The day after the insurrection, the then-25-year-old took to social media to call the attack a "war" and proclaim himself "the leader of Liberty," while mistakenly tagging his location as the White House.
"Arrest me. You are on the wrong side of history," he dared.
Lang (whose real name is Edward Jacob Lang) was, in fact, arrested later that month on multiple charges of assaulting law enforcement officers, as well as felony charges of civil disorder and obstruction of an official proceeding. He sat in jail for nearly four years awaiting (and delaying) his trial, during which he hosted a weekly podcast for a conservative conspiracy website and dubbed himself a "political prisoner." In late January of this year, President Donald Trump pardoned him and hundreds of other violent January 6 rioters with the stroke of a pen.

The day after the insurrection, Lang took to Facebook to call himself "the leader of Liberty."
Photo by FBI
Now back home, Lang has plans to return to the U.S. Capitol — this time, as a lawmaker.
In an interview with New Times, Lang confirmed that he's filed his statement of candidacy with the Federal Election Commission (FEC) to run as a Republican for the U.S. Senate seat in Florida recently vacated by Marco Rubio. While Florida Gov. Ron DeSantis chose Florida's attorney general Ashley Moody to temporarily fill the position, the seat will be up for grabs in the next general election in 2026.
"The people here in Florida are ready for a firebrand conservative to represent them in Senate instead of Ashley Moody, who's as establishment, kind of political insider as it gets," Lang says.
Lang, a New Yorker who became a prominent champion of January 6 defendants with his regular social media activity during his incarceration, says he now lives in West Palm Beach.

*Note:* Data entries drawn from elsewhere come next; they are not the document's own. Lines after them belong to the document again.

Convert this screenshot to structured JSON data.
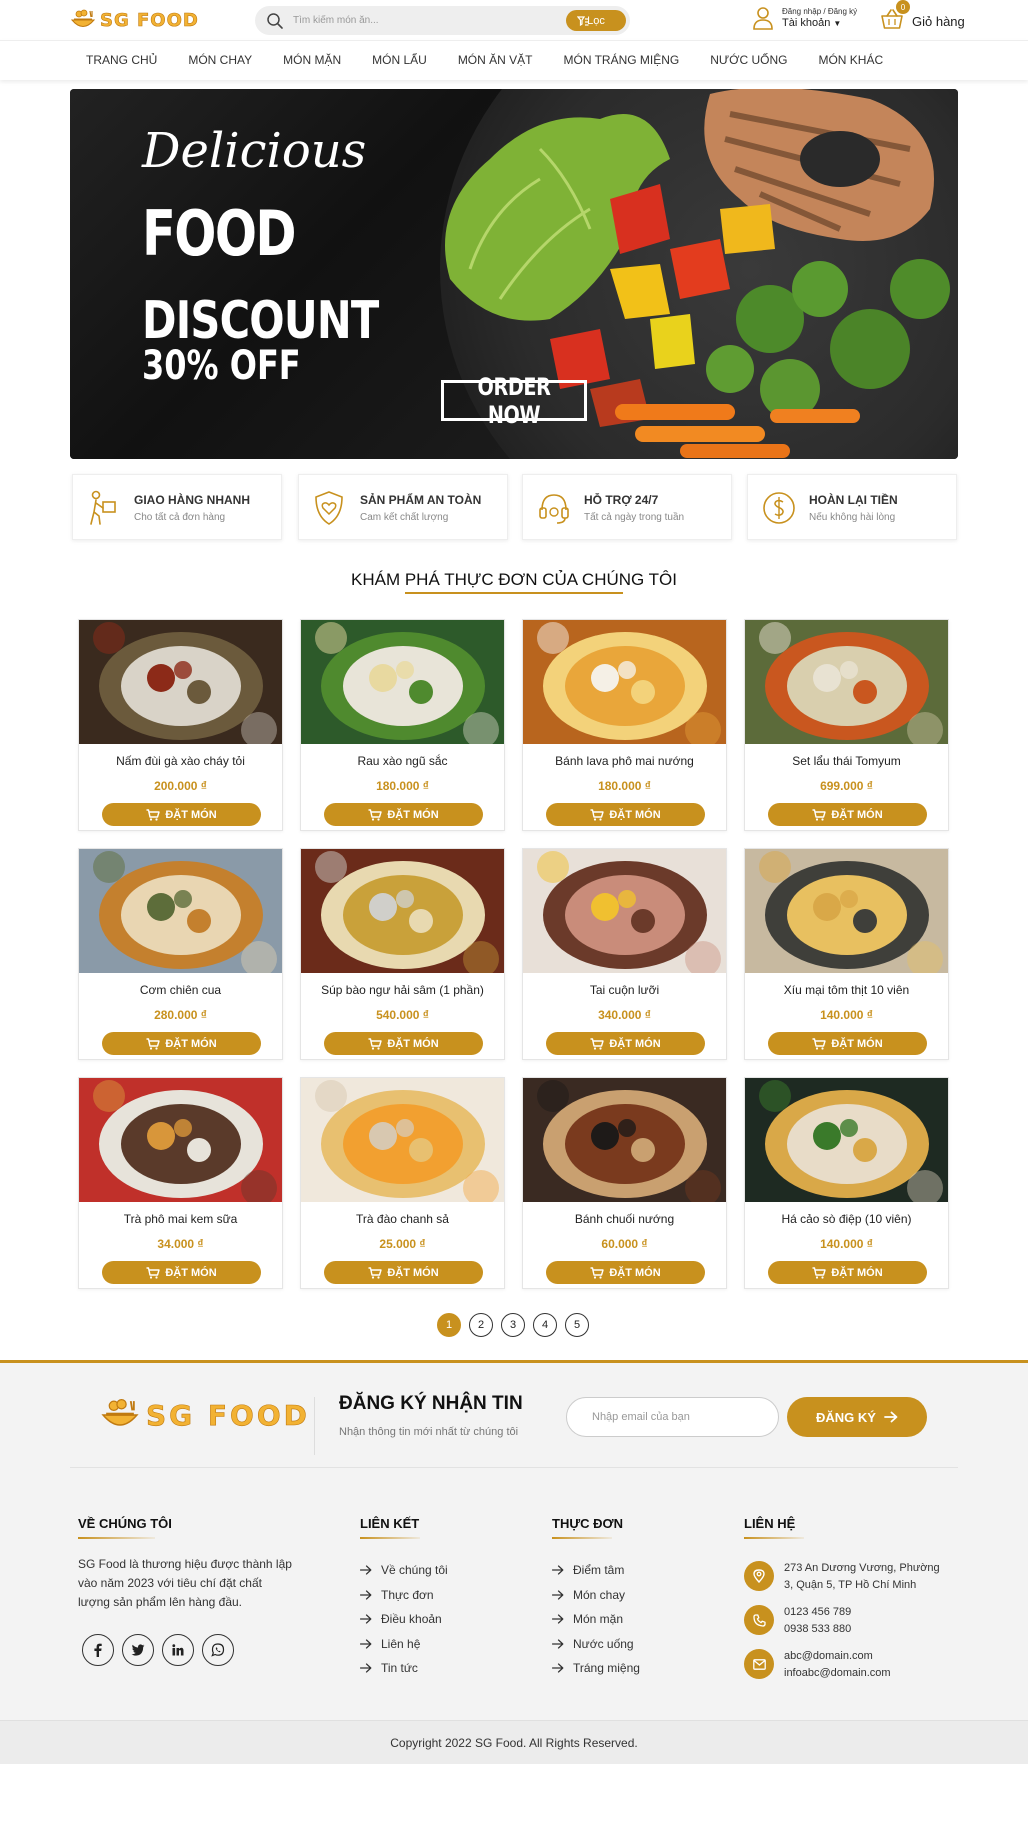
{
  "brand": {
    "name": "SG FOOD"
  },
  "search": {
    "placeholder": "Tìm kiếm món ăn...",
    "filter_label": "Lọc"
  },
  "account": {
    "top": "Đăng nhập / Đăng ký",
    "bottom": "Tài khoản"
  },
  "cart": {
    "count": "0",
    "label": "Giỏ hàng"
  },
  "nav": [
    {
      "label": "TRANG CHỦ"
    },
    {
      "label": "MÓN CHAY"
    },
    {
      "label": "MÓN MẶN"
    },
    {
      "label": "MÓN LẨU"
    },
    {
      "label": "MÓN ĂN VẶT"
    },
    {
      "label": "MÓN TRÁNG MIỆNG"
    },
    {
      "label": "NƯỚC UỐNG"
    },
    {
      "label": "MÓN KHÁC"
    }
  ],
  "banner": {
    "line1": "Delicious",
    "line2": "FOOD",
    "line3": "DISCOUNT",
    "line4": "30% OFF",
    "cta": "ORDER NOW"
  },
  "features": [
    {
      "icon": "delivery-person-icon",
      "title": "GIAO HÀNG NHANH",
      "subtitle": "Cho tất cả đơn hàng"
    },
    {
      "icon": "shield-heart-icon",
      "title": "SẢN PHẨM AN TOÀN",
      "subtitle": "Cam kết chất lượng"
    },
    {
      "icon": "headset-icon",
      "title": "HỖ TRỢ 24/7",
      "subtitle": "Tất cả ngày trong tuần"
    },
    {
      "icon": "dollar-coin-icon",
      "title": "HOÀN LẠI TIỀN",
      "subtitle": "Nếu không hài lòng"
    }
  ],
  "menu_title": "KHÁM PHÁ THỰC ĐƠN CỦA CHÚNG TÔI",
  "order_label": "ĐẶT MÓN",
  "products": [
    {
      "name": "Nấm đùi gà xào cháy tỏi",
      "price": "200.000 ₫",
      "palette": [
        "#3a2a1e",
        "#d9d3c8",
        "#6b5a3c",
        "#8c2a18"
      ]
    },
    {
      "name": "Rau xào ngũ sắc",
      "price": "180.000 ₫",
      "palette": [
        "#2d5a2a",
        "#e8e4d8",
        "#4f8a2e",
        "#e8d9a0"
      ]
    },
    {
      "name": "Bánh lava phô mai nướng",
      "price": "180.000 ₫",
      "palette": [
        "#b8651e",
        "#e9a63a",
        "#f3d27a",
        "#f5f0e6"
      ]
    },
    {
      "name": "Set lẩu thái Tomyum",
      "price": "699.000 ₫",
      "palette": [
        "#5c6b3a",
        "#d9cfae",
        "#c9571f",
        "#e8e2d2"
      ]
    },
    {
      "name": "Cơm chiên cua",
      "price": "280.000 ₫",
      "palette": [
        "#8a9aa8",
        "#e9d6b2",
        "#c4802e",
        "#5d6d3a"
      ]
    },
    {
      "name": "Súp bào ngư hải sâm (1 phần)",
      "price": "540.000 ₫",
      "palette": [
        "#6b2b1a",
        "#c9a13a",
        "#e8d9b0",
        "#d0cfca"
      ]
    },
    {
      "name": "Tai cuộn lưỡi",
      "price": "340.000 ₫",
      "palette": [
        "#e8e0d8",
        "#c98c7a",
        "#6b3a2a",
        "#f0c030"
      ]
    },
    {
      "name": "Xíu mại tôm thịt 10 viên",
      "price": "140.000 ₫",
      "palette": [
        "#c7b9a0",
        "#e8c060",
        "#3f3f3a",
        "#d9a848"
      ]
    },
    {
      "name": "Trà phô mai kem sữa",
      "price": "34.000 ₫",
      "palette": [
        "#c0302a",
        "#5a3a2a",
        "#e7e3da",
        "#d8963a"
      ]
    },
    {
      "name": "Trà đào chanh sả",
      "price": "25.000 ₫",
      "palette": [
        "#f0e8dc",
        "#f2a030",
        "#e8c070",
        "#d8c8b0"
      ]
    },
    {
      "name": "Bánh chuối nướng",
      "price": "60.000 ₫",
      "palette": [
        "#3a2a22",
        "#7a3a1e",
        "#c9a070",
        "#1e1a18"
      ]
    },
    {
      "name": "Há cảo sò điệp (10 viên)",
      "price": "140.000 ₫",
      "palette": [
        "#1e2a22",
        "#e8dcc8",
        "#d9a848",
        "#3a7a2a"
      ]
    }
  ],
  "pagination": [
    "1",
    "2",
    "3",
    "4",
    "5"
  ],
  "newsletter": {
    "title": "ĐĂNG KÝ NHẬN TIN",
    "subtitle": "Nhận thông tin mới nhất từ chúng tôi",
    "placeholder": "Nhập email của bạn",
    "button": "ĐĂNG KÝ"
  },
  "footer": {
    "about_title": "VỀ CHÚNG TÔI",
    "about_text": "SG Food là thương hiệu được thành lập vào năm 2023 với tiêu chí đặt chất lượng sản phẩm lên hàng đầu.",
    "socials": [
      "facebook-icon",
      "twitter-icon",
      "linkedin-icon",
      "whatsapp-icon"
    ],
    "links_title": "LIÊN KẾT",
    "links": [
      "Về chúng tôi",
      "Thực đơn",
      "Điều khoản",
      "Liên hệ",
      "Tin tức"
    ],
    "menu_title": "THỰC ĐƠN",
    "menu_links": [
      "Điểm tâm",
      "Món chay",
      "Món mặn",
      "Nước uống",
      "Tráng miệng"
    ],
    "contact_title": "LIÊN HỆ",
    "address": "273 An Dương Vương, Phường 3, Quận 5, TP Hồ Chí Minh",
    "phone1": "0123 456 789",
    "phone2": "0938 533 880",
    "email1": "abc@domain.com",
    "email2": "infoabc@domain.com"
  },
  "copyright": "Copyright 2022 SG Food. All Rights Reserved.",
  "colors": {
    "accent": "#c8911e",
    "logo": "#f2b233"
  }
}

He says he decided to run for office in Florida instead of his native New York because he's "much more accepted here" than in his home state — calling Florida "the most MAGA state in the country" and "the new frontier."
Lang recalls being welcomed with open arms upon his arrival in the Sunshine State post-incarceration.
"They love the Jan. Sixers," he says. "As I've been going around these last 50 days here in Florida, making campaign videos and seeing business owners and friends of mine here and talking to strangers in the public, I've had dozens of people cry on my shoulder, come out and congratulate and hug and consider us to be patriot heroes and founding father-style leaders."
A nearly-complete website for Lang's campaign reads in large letters: "January 6th was a cry for change. And I am that change."
The site lists several policy priorities, including: "SEAL THE BORDER AND STOP THE MIGRANT INVASION," "PREVENT WORLD WAR THREE," and "END THE WEAPONIZATION OF GOVERNMENT AGAINST THE AMERICAN PEOPLE."
"My platform is not a moderate platform," Lang says. "My platform is heavy duty, conservative, patriot platform."

Agents followed a seemingly straightforward trail through Lang's public social media accounts to collect evidence for his case.
Photo by FBI
"THIS IS ME," he wrote over one video that showed a mob clashing with police officers outside the Capitol.
Prosecutors claimed that following his arrest, Lang didn't hesitate to "endorse the attack" on the Capitol or to state that he would do it again. In a 2023 phone interview with the USA Today Network, Lang said he had no regrets about his conduct at the Capitol.
"I don’t play the watered-down version of Jan. 6, the 'there was mistakes made that day.' No, no, I think that was well within our rights and constitutional duty to overthrow the chains of tyranny," Lang said in one podcast.
In June 2024, Lang tried to create a national militia from his jail cell using an invitation-only group on the encrypted messaging app Telegram.
ProPublica obtained thousands of messages from the Telegram chats; in one message, Lang wrote: "We need each person to go out and fight for new members of this Militia like our lives depend on it."
"Lang not only remains willing to engage in additional acts of violence whenever he deems such violence necessary, but continues to believe that such violence is justified," prosecutors wrote in a March 2024 filing. "For Lang, little has changed since January 6, 2021 or the days that followed when according to Lang, the next step was 'guns' and he tried to form an armed militia."
Lang says that he would "100 percent back the Trump MAGA agenda in United States Congress" if he wins against Moody, whom he calls a "Ron DeSantis loyalist."
"We have basically another DeSantis versus Trump type of election here," Lang says. "Ashley Moody is staunchly uniparty, RINO Republican establishment. And I am a political outsider, just like Trump."
He notes that several other "January Sixers" are planning to run for various government positions, including school boards, local sheriff's offices, Congress, and the Senate.
In a recent interview with New Times, Proud Boy leader Enrique Tarrio, who Trump also recently pardoned and released from prison, weighed a future run for Matt Gaetz’s former District 1 seat near Pensacola, which Gaetz has said he has no interest in reclaiming.
"If I do run, I want to be in that building that they accused me of trying to storm," Tarrio said.